Good morning. Feeling the morning after the day before effects, I know why we have poets. Only they can summon up the right words to sum up what happened yesterday on the Mall. If I had to come up with something, “awe” would be my only true word, the truest of words. Awe for the arrival of a crowning day I never dared dream I would live to see, a moment for me that itself was far more important, more imbued with meaning, than ceremonies, speeches, parades, and celebrating balls. Awe for the now first extended family’s cheek to jowl diversity, making it look like it stepped out of the pages of America’s true multi-cultural experience, truly representing the textures, colors, sounds, feels, and flavors of this country like have none of the past overwhelmingly white Protestant ruling political families. Awe for we as a nation, a great and unique nation for which we each should be both grateful and proud. Awe less for change than for a natural march, not always steady, in an evolutionary process moved by a profound desire, a pledge, to form a more perfect union; awe for a natural continuation of the American dream toward its hoped-for goal of equality for all that Jefferson so eloquently penned 233 years ago. I wasn’t there, at the Mall, among the exuberant flag-waving, multi-faced throng. I knew what was coming. I didn’t know what was coming. Until Barak Obama was sworn in as President Obama, until he said “I do,” I found to my surprise that it was only then that I fully absorbed the overwhelming emotional force of the moment. My chest tightened ,my breathing shallowed, and tears rolled down my cheeks. I just sat there saying to myself, shouting to myself, arms uplifted, “It’s real. Dammit, it’s really real!”

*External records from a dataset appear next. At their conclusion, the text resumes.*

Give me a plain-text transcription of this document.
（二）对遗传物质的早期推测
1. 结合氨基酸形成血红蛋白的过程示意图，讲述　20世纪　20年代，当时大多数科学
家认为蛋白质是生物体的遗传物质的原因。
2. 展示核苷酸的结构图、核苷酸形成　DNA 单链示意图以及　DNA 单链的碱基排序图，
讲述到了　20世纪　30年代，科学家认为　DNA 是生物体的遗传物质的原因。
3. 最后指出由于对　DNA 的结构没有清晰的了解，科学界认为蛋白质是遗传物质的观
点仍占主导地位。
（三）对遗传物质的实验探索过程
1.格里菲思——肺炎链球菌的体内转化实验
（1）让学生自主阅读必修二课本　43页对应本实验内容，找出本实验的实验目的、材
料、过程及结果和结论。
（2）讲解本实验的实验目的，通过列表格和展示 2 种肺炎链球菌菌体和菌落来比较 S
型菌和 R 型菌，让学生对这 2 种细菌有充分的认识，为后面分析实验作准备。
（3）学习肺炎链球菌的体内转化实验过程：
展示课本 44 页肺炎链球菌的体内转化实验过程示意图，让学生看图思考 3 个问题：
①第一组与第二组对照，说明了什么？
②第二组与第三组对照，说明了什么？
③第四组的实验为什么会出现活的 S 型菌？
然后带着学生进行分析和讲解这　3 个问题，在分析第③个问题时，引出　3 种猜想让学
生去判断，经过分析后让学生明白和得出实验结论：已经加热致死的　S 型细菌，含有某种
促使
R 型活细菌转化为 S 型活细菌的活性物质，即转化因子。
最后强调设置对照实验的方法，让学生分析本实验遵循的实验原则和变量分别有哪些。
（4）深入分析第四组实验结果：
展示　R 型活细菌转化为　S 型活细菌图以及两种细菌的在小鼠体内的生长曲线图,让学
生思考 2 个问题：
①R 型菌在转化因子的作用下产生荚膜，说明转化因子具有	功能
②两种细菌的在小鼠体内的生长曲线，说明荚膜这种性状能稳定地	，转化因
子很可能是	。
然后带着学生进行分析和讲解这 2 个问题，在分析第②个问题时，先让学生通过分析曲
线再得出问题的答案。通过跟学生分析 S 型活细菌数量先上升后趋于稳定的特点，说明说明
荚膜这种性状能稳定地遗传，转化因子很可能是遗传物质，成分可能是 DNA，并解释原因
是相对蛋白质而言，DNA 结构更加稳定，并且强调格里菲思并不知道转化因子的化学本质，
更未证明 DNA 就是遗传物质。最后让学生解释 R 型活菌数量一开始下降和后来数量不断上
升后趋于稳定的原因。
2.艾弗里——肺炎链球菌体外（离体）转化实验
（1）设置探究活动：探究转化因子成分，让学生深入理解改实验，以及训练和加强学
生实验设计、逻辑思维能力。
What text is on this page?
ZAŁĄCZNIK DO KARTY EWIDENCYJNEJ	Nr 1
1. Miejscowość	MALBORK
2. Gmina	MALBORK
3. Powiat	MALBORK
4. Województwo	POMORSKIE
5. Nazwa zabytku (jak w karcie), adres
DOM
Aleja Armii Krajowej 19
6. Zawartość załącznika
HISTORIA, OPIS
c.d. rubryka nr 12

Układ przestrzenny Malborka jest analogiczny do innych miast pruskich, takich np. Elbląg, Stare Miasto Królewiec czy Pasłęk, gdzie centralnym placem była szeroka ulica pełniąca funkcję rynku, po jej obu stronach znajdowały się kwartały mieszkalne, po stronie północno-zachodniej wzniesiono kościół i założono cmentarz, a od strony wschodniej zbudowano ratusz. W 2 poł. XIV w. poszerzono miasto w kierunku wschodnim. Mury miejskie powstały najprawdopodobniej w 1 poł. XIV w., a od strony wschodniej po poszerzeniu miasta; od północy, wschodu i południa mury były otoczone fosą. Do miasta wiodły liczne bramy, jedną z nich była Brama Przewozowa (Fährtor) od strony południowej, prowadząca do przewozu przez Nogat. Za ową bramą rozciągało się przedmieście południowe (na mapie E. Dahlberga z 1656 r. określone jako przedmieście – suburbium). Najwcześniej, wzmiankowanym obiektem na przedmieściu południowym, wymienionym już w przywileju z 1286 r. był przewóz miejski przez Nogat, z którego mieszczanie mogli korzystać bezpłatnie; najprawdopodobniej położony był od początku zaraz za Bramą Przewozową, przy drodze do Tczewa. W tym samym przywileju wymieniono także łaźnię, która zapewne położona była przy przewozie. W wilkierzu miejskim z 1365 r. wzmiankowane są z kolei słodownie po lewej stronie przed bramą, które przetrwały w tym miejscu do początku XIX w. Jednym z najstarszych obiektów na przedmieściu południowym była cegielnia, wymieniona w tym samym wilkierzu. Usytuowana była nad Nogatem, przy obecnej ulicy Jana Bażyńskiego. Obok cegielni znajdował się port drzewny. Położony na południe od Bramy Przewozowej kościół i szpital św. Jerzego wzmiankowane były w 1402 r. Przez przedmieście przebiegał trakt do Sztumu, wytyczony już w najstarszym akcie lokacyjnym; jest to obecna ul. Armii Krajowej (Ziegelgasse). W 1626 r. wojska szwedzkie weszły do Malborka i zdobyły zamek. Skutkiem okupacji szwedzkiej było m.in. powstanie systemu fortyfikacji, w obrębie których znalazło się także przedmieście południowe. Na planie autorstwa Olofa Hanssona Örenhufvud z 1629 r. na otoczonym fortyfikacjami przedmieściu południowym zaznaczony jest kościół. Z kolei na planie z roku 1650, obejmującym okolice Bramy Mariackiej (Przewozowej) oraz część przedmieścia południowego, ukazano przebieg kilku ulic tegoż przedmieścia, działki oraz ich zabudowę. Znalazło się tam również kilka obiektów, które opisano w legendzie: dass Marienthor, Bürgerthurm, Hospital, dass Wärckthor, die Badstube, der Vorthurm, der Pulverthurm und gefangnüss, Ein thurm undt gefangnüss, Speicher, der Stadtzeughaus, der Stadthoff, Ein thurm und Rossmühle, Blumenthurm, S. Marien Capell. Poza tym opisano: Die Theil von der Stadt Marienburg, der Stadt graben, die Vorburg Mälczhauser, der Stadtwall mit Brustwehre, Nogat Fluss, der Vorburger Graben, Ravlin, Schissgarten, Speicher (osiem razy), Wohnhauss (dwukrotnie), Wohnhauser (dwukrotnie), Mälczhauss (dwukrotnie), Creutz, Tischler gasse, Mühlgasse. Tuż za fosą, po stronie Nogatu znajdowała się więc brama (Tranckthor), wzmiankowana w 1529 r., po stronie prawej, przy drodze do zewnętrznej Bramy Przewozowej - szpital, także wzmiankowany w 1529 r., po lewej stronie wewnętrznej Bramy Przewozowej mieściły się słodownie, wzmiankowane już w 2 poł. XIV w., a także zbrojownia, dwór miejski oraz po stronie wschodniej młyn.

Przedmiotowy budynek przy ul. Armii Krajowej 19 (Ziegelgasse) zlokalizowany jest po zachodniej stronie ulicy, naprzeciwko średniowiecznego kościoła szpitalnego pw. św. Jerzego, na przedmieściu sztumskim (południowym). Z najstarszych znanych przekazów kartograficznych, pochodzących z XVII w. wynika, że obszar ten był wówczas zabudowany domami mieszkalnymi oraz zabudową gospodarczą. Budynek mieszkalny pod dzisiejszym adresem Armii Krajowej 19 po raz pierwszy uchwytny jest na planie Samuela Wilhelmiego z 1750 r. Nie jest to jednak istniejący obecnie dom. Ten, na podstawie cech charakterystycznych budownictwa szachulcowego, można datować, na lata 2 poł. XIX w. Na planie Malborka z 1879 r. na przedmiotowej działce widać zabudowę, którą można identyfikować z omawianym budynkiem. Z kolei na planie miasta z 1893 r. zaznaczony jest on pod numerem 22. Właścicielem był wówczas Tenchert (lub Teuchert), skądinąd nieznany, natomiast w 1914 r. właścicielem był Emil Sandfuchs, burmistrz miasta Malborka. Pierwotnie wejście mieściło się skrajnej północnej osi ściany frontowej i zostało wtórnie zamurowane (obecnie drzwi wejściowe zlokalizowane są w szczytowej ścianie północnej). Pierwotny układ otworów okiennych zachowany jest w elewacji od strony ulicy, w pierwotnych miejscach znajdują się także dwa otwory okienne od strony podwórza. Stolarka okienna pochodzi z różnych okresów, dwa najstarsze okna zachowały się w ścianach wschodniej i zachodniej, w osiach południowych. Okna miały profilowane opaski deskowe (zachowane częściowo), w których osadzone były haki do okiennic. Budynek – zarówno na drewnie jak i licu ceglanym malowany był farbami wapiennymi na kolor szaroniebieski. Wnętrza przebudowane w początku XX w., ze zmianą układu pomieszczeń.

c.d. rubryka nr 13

And in the warm and haloed afterglow, I went back to a snapshot of a conversation I had with a struggling first year, African-American student last spring semester.
“Jerome (not his real name), you’re disrespecting yourself! You’re better than this! You can become anyone you want to be if you put your heart to it.”
“I’m no good at music. And, I can’t play sports.”
“What the hell does that have to do with it? I said anyone. You’re prejudiced against yourself. You think those are your only choices? They aren’t. Ever hear of Colin Powell, Clarence Thomas? I bet Justice Thomas can’t carry a tune or throw a ball! You’re listening to the wrong voices. Don’t you understand? You’re here to get something no one can take away from you once you get it: knowledge, skill, self-respect, self-confidence, faith in yourself. But, you’ve got to get it to get it. You have to say all this to yourself and believe it and live it. Otherwise, you won’t get it.”
His retort hit me. “You say I can become anyone I want to be. You really think so? My momma says the same thing. Everyone says that. And, I want to. But, out there? Out there ‘they’ won’t really let me, won’t let most all of us.”
I’m thinking now of both President Obama, his multi-cultural, multi-lingual, multi-religious clan–which includes a rabbi–and Jerome. Now, maybe Jerome also was awed. May he’ll be inspired to draw on the power of that awe, listen less to the dark, negative voices, and won’t let those ‘they” get in his way. As teachers, as teachers of the heart and soul, as well as the mind, it’s our mission to help him to see the way to break down his barriers, to plow through them, and to build bridges to his unique potential.
Damn, I love this country! We are a great nation. Yesterday, we were especially so. To thee I sing–just not as stirring and inspiring as Aretha.